Whole-House Ventilation CFM (ASHRAE 62.2)
Calculate the continuous fresh-air fan airflow a home needs under the ASHRAE 62.2 whole-house ventilation rate, from floor area and bedroom count.
Calculator
ASHRAE 62.2 whole-house ventilation for 2,000 sq ft with 3 bedrooms is about 90 CFM of continuous fresh air (0.03 × area + 7.5 × (bedrooms + 1)).
Modern homes are built tight to save energy, which is good for heating and cooling bills but bad for indoor air unless the house is ventilated on purpose. ASHRAE Standard 62.2 is the residential ventilation standard that sets a continuous whole-house mechanical ventilation rate so stale air, moisture, cooking byproducts and odors are diluted with outdoor air. This tool applies the core 62.2 formula to size that fresh-air fan in CFM (cubic feet per minute).
The rate scales with two proxies: floor area (a stand-in for the volume and off-gassing of the building) and bedroom count (a stand-in for the number of people). It is a whole-house rate — it does not replace local exhaust from bathroom and kitchen fans, which handle the spikes of moisture and grease at the source.
Formula
Qfan (CFM) = 0.03 × floor area (sq ft) + 7.5 × (bedrooms + 1)
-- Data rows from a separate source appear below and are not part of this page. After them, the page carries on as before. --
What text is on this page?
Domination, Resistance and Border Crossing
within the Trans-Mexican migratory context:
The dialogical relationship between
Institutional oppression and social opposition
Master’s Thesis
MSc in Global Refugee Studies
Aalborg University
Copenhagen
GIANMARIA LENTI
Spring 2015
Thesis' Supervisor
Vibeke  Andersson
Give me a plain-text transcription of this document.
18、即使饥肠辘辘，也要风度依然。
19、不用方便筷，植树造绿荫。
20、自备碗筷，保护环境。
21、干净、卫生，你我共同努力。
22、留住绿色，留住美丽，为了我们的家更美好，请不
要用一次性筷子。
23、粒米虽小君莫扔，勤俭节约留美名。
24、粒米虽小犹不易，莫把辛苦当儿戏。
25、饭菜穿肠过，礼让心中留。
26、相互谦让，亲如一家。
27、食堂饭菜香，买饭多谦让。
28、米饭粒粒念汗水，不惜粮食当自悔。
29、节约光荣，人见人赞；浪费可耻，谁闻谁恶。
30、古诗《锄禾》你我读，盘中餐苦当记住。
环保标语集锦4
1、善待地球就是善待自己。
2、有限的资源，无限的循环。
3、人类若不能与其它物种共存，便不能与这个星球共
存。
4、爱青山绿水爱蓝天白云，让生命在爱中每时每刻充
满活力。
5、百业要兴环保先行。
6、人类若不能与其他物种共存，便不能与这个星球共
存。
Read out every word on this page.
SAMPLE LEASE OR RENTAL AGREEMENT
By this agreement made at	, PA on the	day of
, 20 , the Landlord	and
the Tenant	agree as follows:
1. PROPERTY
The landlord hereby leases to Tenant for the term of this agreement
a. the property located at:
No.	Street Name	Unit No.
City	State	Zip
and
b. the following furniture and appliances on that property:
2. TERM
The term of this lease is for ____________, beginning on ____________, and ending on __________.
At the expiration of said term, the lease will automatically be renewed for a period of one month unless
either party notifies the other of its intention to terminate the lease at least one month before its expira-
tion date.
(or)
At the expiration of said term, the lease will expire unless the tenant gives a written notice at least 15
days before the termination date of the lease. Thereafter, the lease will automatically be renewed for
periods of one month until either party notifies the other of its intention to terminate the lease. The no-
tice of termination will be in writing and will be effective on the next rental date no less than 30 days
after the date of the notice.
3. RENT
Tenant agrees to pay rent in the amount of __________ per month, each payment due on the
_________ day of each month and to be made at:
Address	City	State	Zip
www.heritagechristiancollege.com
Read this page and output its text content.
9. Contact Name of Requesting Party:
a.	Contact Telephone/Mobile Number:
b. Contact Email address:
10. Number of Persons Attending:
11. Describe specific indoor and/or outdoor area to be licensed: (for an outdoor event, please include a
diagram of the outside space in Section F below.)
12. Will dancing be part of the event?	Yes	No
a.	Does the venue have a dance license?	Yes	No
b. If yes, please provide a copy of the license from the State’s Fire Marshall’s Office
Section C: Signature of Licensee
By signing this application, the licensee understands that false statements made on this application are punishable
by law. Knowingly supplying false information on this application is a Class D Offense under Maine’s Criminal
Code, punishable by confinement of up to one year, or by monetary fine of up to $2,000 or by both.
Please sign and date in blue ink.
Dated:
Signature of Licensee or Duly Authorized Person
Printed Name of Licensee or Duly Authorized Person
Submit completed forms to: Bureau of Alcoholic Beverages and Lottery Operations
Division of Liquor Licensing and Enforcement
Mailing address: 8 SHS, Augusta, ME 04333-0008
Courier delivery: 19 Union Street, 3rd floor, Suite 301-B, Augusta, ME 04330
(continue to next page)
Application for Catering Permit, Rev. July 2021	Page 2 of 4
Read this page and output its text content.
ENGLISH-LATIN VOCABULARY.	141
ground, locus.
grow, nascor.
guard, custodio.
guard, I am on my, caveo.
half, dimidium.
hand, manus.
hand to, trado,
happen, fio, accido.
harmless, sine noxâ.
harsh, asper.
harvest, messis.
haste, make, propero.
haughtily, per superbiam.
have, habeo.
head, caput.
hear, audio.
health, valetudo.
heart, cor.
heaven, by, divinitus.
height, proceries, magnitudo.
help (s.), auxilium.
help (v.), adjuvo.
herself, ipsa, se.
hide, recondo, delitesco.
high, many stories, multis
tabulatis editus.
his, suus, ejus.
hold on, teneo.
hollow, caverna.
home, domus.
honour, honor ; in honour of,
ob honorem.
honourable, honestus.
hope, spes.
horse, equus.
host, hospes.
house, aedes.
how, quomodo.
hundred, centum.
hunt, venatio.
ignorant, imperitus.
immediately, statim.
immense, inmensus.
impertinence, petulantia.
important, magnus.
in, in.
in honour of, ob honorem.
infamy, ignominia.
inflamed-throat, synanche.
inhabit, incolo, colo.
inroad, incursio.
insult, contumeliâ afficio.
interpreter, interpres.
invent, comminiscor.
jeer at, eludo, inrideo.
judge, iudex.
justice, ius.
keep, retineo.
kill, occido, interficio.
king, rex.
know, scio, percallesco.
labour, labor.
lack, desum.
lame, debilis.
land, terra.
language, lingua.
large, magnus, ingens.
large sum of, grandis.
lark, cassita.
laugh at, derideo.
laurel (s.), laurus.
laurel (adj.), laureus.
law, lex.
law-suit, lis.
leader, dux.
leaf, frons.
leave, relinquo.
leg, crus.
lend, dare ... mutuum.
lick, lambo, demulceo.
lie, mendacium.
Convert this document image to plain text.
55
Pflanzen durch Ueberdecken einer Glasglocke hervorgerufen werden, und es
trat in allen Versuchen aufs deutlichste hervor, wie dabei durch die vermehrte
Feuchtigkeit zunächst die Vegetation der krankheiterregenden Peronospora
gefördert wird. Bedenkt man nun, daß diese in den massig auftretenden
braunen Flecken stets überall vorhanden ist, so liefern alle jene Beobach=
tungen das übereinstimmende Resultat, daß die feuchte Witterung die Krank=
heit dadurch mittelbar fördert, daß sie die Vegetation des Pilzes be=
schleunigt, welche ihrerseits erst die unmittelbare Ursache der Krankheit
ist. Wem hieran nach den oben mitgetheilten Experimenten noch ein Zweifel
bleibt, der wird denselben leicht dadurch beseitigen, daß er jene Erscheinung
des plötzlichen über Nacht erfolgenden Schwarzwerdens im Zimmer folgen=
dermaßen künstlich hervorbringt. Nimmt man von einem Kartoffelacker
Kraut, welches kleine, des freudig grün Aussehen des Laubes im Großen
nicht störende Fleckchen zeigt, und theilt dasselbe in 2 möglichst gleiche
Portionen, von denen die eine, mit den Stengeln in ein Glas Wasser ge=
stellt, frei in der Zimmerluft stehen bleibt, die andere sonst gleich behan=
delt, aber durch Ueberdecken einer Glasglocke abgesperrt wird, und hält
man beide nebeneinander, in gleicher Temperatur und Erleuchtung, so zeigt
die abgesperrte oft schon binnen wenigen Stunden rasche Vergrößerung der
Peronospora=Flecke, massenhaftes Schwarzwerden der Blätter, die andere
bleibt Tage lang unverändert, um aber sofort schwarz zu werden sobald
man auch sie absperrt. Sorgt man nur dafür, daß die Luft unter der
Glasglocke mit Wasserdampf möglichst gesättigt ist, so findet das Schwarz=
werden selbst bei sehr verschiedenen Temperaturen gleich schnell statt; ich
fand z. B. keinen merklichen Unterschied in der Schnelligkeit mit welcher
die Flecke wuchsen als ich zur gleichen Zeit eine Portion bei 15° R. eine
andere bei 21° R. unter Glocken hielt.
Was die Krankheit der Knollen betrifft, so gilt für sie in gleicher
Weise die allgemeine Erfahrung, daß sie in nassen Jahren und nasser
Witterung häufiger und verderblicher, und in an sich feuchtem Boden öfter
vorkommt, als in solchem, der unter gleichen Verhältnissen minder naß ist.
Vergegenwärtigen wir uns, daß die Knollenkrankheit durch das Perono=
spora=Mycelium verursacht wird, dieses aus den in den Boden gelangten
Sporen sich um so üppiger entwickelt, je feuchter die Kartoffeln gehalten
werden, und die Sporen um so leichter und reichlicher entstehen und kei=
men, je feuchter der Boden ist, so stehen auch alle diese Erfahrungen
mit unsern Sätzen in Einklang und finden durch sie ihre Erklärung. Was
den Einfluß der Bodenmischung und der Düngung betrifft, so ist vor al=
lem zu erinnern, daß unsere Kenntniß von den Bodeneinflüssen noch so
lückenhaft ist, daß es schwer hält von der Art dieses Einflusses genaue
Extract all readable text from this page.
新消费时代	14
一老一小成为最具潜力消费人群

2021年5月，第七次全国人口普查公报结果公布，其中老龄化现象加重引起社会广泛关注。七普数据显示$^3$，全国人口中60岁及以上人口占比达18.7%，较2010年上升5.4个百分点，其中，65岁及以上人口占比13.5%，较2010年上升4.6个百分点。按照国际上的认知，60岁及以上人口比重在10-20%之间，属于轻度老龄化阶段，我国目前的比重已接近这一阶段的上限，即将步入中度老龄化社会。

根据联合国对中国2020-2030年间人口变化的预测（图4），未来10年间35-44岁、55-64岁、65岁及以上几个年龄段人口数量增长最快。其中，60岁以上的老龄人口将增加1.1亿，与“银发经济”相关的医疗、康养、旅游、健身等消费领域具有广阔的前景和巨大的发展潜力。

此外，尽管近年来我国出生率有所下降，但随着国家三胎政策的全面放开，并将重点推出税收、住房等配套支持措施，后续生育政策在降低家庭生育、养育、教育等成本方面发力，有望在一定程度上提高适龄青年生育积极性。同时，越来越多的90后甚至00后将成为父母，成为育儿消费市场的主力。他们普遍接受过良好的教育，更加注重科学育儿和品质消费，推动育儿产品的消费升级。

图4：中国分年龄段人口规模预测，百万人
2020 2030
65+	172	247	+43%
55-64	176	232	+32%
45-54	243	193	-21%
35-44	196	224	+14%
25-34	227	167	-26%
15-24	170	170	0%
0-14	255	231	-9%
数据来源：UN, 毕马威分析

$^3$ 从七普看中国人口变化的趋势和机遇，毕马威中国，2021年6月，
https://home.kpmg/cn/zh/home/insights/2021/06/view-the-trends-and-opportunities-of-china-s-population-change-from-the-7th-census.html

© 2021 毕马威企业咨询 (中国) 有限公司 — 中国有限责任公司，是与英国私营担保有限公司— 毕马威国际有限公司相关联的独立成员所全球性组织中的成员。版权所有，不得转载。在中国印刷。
The first term, 0.03 × area, covers the building itself; the second, 7.5 × (bedrooms + 1), covers the occupants (the “+1” assumes two people in the primary bedroom and one in each additional bedroom). The sum is the continuous airflow a whole-house fan should deliver.
Worked example
For a 2,000 sq ft home with 3 bedrooms:
0.03 × 2,000 = 60 CFM (building)7.5 × (3 + 1) = 7.5 × 4 = 30 CFM (occupants)60 + 30 = 90 CFM
So the whole-house ventilation target is 90 CFM of continuous fresh air. That could be met by a single quiet exhaust fan, a supply fan, a balanced HRV/ERV, or a central-fan-integrated supply running on a timer — 62.2 sets the rate, not the equipment. Convert that airflow into an air-change rate with the air changes per hour tool.
What the standard does and does not do
ASHRAE 62.2 defines the whole-house rate shown here plus separate local exhaust requirements: continuous or intermittent fans in bathrooms (typically 50 CFM intermittent / 20 CFM continuous) and a kitchen range hood (about 100 CFM intermittent vented outdoors). Some editions allow a credit for verified natural infiltration in leaky older homes, which can reduce the mechanical rate — a tight, new home gets little or no such credit.
Under-ventilating traps moisture and CO₂ indoors; grossly over-ventilating wastes the energy you spend heating and cooling that air. The 62.2 rate is the balance point. If you run a heat-recovery ventilator (HRV) or energy-recovery ventilator (ERV), you get the fresh air with much of the heat recovered. See the home ventilation guide for how the rate fits with your HVAC system.
How you deliver the rate should suit the climate. In a hot, humid region an exhaust-only fan pulls unconditioned outdoor air in through leaks, adding moisture; a supply or balanced system that filters and, with an ERV, partially tempers the incoming air is usually the better match. In a cold, dry climate an ERV instead conserves indoor moisture and heat. The 62.2 rate is the same either way — only the strategy changes. Whatever you install, verify the actual airflow with a flow hood or an anemometer once it is running, because a fan’s rated CFM and its installed CFM often differ by a wide margin after ducting and filters are added.
Reference table
ASHRAE 62.2 whole-house rate for common homes:
| Area (sq ft) | Bedrooms | Fan CFM |
|---|---|---|
| 1,200 | 2 | 59 CFM |
| 1,500 | 3 | 75 CFM |
| 2,000 | 3 | 90 CFM |
| 2,500 | 4 | 113 CFM |
| 3,000 | 4 | 128 CFM |
Whole-house rate only; local bathroom and kitchen exhaust are additional.